Du Baïkal à la mer du Japon

C’est à partir d’Irkoutsk qu’il faut mener l’indispensable expédition sur les rives du lac Baïkal, immense réservoir d’eau douce et symbole de la nature préservée des vicissitudes humaines. Dasha, notre guide, nous emmène durant quatre jours à travers des paysages magnifiques, sauvages et surtout étonnamment variés: après un premier contact avec les rives du lac, nous remontons par des steppes quasiment désertiques pour arriver sur l’île d’Olkhon, avec ses falaises escarpées et ses pistes tourmentées où cahotent sauvagement de vieux fourgons UAZ. Les lieux sacrés du chamanisme ponctuent notre parcours de légendes fantastiques dans lesquelles les guerriers se transforment en aigles et leurs filles en rochers. Au détour d’une colline, une surprenante carrière de marbre s’ouvre sous nos yeux, déserte, béante et étincelante.

Oulan-Oudé, où nous parvenons après avoir repris le train et longé le sud du Baïkal, est une ville encore plus dépaysante. C’est la capitale de la Bouriatie et les Russes s’y mélangent à une population essentiellement mongole. Des églises orthodoxes y côtoient des temples bouddhistes.
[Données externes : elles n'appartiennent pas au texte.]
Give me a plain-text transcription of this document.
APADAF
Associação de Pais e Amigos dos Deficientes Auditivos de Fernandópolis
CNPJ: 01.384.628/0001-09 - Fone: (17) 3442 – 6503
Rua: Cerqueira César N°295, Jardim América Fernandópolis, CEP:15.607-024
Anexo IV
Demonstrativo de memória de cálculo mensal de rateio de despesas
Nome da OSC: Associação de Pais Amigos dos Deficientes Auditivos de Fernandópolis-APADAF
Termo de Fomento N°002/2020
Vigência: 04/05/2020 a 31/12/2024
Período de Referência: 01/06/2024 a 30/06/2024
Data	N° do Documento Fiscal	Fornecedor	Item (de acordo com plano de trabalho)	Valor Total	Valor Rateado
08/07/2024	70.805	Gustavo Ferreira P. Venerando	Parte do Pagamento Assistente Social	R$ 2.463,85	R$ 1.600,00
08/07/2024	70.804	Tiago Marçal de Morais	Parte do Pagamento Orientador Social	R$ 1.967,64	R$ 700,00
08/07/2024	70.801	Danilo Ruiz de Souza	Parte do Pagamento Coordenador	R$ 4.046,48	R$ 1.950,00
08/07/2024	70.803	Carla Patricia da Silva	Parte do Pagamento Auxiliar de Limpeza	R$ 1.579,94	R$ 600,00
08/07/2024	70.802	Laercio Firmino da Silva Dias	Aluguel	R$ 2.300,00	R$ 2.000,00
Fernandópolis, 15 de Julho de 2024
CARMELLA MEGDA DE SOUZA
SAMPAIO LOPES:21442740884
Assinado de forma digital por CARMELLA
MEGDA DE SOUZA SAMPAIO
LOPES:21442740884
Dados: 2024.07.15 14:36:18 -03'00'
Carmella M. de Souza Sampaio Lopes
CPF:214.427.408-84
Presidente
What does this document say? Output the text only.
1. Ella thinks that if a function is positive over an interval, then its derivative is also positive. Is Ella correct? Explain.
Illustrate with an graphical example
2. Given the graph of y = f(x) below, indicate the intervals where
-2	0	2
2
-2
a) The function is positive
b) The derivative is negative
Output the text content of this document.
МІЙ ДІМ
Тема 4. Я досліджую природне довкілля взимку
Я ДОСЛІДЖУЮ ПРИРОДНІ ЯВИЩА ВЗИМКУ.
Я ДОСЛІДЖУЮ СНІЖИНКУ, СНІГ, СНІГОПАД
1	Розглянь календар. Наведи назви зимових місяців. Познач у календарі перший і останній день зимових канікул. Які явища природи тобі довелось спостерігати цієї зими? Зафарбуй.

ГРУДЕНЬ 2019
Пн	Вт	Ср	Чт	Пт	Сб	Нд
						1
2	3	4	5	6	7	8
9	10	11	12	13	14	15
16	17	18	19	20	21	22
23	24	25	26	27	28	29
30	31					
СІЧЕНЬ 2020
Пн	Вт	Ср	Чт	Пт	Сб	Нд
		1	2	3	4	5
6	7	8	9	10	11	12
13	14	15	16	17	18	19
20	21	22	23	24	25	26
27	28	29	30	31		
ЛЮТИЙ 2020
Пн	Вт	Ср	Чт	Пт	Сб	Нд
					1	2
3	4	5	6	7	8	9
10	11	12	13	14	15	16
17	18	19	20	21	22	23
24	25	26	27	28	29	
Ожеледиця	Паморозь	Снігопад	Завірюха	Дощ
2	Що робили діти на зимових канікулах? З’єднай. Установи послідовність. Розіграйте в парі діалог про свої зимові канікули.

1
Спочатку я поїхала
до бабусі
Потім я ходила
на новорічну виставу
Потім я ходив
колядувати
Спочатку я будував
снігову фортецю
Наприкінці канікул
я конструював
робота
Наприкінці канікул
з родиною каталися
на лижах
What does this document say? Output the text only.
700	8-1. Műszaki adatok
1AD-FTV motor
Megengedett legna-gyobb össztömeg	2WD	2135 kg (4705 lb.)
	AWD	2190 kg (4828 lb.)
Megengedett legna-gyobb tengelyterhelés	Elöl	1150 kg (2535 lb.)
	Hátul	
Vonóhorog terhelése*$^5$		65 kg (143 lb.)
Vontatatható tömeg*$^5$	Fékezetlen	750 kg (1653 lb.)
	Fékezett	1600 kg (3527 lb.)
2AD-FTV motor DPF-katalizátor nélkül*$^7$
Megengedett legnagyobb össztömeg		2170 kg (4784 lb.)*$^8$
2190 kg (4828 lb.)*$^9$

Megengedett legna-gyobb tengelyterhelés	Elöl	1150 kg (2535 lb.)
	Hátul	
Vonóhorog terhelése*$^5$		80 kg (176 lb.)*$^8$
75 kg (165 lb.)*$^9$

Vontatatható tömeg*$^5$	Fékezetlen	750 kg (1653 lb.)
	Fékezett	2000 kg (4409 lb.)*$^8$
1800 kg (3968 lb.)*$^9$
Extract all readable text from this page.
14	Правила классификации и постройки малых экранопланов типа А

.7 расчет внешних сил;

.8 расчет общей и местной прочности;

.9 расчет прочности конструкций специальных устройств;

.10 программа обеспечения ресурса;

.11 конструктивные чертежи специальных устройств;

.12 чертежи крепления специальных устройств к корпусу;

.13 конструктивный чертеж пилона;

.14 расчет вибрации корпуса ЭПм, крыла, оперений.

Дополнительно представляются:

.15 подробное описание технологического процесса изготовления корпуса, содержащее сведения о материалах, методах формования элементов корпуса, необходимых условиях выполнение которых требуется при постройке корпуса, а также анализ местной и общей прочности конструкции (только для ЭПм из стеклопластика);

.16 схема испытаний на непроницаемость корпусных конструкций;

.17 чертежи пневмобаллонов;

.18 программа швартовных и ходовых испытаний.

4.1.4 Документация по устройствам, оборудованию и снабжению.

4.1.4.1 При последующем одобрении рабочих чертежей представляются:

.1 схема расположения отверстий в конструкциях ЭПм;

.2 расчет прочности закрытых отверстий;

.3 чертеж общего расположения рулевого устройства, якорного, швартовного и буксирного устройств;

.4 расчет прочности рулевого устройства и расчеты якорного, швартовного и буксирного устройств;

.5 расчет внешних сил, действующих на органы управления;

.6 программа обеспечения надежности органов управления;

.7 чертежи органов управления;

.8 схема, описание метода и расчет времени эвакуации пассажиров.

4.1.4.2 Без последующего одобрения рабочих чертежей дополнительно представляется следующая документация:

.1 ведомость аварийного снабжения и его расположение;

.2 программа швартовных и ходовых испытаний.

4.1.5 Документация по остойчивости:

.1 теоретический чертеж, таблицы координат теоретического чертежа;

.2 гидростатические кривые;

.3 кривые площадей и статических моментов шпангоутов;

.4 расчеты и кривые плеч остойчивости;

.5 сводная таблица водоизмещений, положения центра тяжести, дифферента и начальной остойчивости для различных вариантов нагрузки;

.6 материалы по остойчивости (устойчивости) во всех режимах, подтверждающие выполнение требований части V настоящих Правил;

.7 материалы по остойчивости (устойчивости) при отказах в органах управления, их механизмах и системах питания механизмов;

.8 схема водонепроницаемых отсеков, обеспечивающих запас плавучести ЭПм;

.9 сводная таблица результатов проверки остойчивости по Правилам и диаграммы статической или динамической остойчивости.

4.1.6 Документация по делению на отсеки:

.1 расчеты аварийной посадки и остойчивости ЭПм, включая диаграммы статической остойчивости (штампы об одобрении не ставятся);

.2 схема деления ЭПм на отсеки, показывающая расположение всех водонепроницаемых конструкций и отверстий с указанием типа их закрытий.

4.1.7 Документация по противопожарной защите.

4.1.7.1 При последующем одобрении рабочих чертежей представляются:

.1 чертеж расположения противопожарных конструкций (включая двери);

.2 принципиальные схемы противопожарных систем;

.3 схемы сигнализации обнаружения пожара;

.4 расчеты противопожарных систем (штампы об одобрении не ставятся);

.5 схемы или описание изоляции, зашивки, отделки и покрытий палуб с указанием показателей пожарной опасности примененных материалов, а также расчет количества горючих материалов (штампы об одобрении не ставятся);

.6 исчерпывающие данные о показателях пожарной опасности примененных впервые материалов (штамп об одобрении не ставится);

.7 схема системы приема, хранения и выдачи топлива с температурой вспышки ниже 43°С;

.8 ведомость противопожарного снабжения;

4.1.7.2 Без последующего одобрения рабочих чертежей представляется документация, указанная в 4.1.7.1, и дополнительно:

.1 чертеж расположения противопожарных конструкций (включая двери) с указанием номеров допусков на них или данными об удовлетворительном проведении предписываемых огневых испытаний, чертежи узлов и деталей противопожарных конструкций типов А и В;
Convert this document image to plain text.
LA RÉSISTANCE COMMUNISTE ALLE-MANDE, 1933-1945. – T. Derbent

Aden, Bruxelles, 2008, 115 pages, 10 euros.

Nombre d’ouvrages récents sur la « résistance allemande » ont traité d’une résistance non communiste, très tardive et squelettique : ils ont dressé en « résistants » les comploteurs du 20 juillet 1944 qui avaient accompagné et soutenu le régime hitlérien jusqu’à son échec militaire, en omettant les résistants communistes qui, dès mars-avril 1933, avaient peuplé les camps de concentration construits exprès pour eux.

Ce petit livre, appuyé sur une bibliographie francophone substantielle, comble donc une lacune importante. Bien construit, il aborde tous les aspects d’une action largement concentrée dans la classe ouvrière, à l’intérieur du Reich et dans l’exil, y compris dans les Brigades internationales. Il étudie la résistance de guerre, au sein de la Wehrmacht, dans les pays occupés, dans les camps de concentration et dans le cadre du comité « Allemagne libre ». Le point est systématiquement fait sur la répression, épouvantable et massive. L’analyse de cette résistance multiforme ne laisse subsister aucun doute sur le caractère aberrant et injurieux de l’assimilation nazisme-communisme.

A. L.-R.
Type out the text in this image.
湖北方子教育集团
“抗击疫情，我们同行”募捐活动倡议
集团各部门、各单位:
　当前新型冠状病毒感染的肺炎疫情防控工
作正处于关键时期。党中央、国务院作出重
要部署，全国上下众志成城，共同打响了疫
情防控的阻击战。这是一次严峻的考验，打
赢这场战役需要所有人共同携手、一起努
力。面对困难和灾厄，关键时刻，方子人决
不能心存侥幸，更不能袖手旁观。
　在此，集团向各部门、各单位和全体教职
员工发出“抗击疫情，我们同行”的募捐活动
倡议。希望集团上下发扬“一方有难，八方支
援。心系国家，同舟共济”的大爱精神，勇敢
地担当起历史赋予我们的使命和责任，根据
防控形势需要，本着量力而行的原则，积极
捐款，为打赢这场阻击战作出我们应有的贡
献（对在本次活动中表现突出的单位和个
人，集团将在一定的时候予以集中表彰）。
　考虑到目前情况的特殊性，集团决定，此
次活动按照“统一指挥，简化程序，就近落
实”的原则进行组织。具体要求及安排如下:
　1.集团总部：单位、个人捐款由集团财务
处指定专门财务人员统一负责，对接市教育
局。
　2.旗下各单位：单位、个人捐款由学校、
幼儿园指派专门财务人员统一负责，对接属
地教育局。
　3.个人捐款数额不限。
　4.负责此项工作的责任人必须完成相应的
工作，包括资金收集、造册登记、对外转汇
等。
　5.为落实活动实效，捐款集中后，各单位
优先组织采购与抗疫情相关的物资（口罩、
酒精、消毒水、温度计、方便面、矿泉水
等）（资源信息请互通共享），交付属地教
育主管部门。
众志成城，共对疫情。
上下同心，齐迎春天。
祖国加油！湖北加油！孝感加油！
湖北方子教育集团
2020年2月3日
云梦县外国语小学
Le centre-ville, resté marqué par l’ère communiste et orné d’une monstrueuse tête de Lénine, est bordé par de modestes quartiers d’habitation en bois, tandis que de nouvelles barres d’immeubles un peu sinistres émergent sur les terrains où autrefois – c’est du moins ce qu’on imagine – de mystérieuses usines d’armement justifiaient la fermeture de la ville aux touristes.

Contrées inhospitalières et trafic intense

A partir de là commence un long trajet de deux jours et deux nuits qui nous fait traverser le kraï de Transbaïkalie puis l’oblast de l’Amour, le long des frontières mongole et chinoise. Le train serpente le long des cours d’eau, dans des reliefs couverts de forêts grises dont le sol est blanchi par une fine couche de neige. Les rares gares offrent de brèves occasions de se connecter à un réseau téléphonique. Çà et là surgissent de fantomatiques ruines d’usines, vestiges d’une économie qui n’a pas survécu à la crise des années nonante.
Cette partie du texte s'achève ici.